Proseguiamo la nostra serie di articoli dedicati alla sentenza di primo grado di Calciopoli con particolare riferimento alle condanne subite dall’ex direttore generale della Juventus, Luciano Moggi.
Tra quelle subite dall’ex dirigente al processo di Napoli ve ne sono un paio motivate dai giudici con il binomio schede svizzere-difesa dell’arbitro nella trasmissione televisiva del Processo di Biscardi. In precedenti articoli di questa mini sub-serie ci eravamo occupati dei capi d’imputazione Z, legato alla partita Roma-Juventus col ritorno nella capitale dei “traditori” (Capello, Emerson e Zebina), e O, il famoso Cagliari-Juve con le accuse di Abeijon contro l’arbitro. Oggi chiuderemo questa parte (anche se qua e là troveremo altri contatti con la trasmissione di Biscardi, ma usati dai giudici in tono molto meno enfatico) trattando il capo M, secondo cui Moggi e Fabiani “quali istigatori, compivano atti fraudolenti finalizzati a influire sul risultato dell’incontro di calcio Juventus/Milan (poi terminato 0/0), esito perseguito dal Bertini (...) che si adoperava per il raggiungimento di un risultato comunque favorevole alla squadra del Moggi”.

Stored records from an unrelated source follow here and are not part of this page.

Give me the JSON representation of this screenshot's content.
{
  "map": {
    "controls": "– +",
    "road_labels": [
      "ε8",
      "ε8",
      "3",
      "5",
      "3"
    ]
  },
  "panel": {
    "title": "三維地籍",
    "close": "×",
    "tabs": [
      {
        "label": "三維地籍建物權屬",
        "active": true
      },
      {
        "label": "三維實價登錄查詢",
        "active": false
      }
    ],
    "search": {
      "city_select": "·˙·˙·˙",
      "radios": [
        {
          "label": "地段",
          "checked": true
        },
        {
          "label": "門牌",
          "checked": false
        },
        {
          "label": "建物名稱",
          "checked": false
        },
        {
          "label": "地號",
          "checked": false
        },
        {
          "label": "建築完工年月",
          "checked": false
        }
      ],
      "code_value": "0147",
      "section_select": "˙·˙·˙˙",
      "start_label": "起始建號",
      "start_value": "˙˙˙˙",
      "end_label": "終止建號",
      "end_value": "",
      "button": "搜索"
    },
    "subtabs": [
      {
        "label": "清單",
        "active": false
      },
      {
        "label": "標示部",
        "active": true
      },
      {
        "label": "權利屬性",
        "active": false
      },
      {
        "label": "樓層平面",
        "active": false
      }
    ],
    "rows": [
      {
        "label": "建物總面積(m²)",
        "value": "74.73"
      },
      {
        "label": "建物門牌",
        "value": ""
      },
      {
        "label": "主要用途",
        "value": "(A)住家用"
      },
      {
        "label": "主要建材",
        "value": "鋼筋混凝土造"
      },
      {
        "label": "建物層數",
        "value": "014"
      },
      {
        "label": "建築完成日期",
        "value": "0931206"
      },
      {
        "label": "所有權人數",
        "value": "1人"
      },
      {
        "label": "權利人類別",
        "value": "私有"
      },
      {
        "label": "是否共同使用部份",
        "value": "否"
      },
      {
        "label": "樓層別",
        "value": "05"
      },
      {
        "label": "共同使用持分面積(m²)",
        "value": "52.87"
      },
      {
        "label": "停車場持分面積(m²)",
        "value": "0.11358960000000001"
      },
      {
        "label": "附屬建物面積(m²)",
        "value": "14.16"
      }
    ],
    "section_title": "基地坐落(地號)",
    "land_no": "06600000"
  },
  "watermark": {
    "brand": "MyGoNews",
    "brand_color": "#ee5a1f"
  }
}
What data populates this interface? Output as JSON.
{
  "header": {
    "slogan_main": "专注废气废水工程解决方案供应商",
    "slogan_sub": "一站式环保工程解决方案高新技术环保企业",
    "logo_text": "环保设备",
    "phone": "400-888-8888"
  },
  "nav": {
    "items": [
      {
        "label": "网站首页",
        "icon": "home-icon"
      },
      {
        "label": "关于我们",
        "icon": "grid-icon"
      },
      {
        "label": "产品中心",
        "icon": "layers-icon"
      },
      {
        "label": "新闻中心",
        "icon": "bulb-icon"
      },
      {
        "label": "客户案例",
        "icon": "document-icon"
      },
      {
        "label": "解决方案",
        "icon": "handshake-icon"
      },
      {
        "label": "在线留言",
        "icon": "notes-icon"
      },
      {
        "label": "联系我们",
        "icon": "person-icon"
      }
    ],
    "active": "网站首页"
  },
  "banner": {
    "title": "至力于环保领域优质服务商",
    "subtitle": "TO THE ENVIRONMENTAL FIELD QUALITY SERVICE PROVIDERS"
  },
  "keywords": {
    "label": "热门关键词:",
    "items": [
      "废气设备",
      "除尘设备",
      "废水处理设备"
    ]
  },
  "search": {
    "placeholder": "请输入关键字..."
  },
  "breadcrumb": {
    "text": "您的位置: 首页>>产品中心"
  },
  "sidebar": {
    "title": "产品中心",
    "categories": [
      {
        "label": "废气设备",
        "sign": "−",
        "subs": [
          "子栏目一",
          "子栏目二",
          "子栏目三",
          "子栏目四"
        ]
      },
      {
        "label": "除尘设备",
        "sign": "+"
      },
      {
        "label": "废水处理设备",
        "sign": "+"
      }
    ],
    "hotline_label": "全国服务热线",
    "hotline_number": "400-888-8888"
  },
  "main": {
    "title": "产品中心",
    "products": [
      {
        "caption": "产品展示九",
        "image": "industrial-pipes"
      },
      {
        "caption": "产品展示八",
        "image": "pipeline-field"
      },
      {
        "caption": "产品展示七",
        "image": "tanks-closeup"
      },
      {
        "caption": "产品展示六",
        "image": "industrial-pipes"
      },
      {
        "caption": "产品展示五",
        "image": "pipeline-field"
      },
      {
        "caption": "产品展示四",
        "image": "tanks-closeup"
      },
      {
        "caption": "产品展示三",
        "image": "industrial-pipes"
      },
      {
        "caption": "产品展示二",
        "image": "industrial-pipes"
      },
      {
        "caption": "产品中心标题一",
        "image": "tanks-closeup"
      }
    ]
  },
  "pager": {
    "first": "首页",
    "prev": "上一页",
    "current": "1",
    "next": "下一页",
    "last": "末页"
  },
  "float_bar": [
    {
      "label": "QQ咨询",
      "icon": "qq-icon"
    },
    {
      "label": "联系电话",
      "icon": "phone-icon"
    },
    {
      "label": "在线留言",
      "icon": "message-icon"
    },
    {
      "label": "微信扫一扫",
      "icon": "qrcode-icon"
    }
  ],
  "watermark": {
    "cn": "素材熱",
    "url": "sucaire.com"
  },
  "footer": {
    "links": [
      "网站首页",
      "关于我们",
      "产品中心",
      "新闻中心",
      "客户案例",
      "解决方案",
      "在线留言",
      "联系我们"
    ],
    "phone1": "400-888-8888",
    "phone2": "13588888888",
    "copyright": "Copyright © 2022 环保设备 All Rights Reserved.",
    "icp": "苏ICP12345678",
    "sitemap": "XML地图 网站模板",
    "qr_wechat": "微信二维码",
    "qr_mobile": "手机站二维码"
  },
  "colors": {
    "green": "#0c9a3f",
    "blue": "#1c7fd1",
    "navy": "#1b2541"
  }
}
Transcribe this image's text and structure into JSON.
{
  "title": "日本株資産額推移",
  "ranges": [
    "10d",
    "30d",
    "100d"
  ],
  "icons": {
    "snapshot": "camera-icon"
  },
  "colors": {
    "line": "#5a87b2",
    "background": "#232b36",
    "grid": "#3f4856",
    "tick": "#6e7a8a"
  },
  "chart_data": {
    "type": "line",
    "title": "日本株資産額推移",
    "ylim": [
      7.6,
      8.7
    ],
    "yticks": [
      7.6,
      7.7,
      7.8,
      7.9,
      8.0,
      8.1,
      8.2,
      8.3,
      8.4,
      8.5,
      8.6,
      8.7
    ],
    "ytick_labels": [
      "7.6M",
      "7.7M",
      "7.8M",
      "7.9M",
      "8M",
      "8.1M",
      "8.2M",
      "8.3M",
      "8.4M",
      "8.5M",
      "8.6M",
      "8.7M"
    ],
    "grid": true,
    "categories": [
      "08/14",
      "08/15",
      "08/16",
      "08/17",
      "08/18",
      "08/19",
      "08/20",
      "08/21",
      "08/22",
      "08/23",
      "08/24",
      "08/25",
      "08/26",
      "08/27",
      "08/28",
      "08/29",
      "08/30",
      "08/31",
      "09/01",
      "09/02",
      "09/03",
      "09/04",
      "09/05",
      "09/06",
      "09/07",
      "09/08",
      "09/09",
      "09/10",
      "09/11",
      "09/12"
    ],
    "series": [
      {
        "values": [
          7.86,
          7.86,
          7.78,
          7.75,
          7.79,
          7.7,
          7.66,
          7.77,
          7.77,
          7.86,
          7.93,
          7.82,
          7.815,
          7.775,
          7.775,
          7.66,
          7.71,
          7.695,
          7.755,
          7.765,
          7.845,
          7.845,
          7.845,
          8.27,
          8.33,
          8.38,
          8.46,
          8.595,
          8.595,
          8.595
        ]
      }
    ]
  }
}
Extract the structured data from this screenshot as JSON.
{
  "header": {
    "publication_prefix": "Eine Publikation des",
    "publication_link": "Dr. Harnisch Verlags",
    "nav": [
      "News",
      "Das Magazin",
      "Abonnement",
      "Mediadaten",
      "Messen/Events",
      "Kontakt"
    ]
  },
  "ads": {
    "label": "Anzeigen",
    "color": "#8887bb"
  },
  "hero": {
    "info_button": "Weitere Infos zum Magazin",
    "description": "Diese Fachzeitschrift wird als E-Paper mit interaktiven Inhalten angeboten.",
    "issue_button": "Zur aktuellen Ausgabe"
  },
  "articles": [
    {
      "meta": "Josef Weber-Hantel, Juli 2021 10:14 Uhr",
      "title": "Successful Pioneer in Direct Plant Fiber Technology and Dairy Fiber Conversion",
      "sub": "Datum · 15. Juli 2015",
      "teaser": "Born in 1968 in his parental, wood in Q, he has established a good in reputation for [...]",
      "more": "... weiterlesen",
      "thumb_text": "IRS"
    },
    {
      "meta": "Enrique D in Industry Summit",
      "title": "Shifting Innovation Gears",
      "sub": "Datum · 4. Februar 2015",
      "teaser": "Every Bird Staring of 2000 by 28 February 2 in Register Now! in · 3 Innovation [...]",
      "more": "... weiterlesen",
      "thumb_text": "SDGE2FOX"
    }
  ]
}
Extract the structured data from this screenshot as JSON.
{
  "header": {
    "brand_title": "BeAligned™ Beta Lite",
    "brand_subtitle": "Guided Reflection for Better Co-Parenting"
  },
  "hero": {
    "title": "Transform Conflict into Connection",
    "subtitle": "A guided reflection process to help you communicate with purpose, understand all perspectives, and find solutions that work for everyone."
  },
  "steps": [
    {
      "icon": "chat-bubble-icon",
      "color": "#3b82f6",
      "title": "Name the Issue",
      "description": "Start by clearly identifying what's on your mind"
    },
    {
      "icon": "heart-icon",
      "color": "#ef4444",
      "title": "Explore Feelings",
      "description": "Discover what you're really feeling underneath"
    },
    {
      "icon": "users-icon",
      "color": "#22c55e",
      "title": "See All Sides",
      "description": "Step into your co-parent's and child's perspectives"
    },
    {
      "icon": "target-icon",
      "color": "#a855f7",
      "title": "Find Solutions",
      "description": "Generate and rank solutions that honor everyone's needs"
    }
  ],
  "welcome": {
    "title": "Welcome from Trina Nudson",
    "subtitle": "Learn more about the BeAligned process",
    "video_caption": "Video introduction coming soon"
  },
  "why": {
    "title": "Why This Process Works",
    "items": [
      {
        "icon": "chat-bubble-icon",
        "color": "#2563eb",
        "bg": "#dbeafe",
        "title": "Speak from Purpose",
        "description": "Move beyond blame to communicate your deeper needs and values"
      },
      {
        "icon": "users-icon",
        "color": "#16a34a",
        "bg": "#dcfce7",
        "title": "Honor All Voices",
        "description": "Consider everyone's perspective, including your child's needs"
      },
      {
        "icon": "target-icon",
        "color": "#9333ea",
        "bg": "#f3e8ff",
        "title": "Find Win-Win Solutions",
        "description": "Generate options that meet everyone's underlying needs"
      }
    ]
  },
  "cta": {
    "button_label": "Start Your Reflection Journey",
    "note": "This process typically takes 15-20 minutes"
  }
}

La partita è dunque quella del famoso “vantaggio” di Kakà negato dall’arbitro Bertini, che come l’altrettanto famoso ma più recente “gol di Muntari” avrebbe senza ombra di dubbio determinato la vittoria per squadra milanese nella rispettiva partita. Questo almeno a sentire i pareri nei media, media ovviamente non di proprietà del Milan, dato che notoriamente non ne ha, almeno ad dare retta al capo-investigatore della squadra Offside, Attilio Auricchio.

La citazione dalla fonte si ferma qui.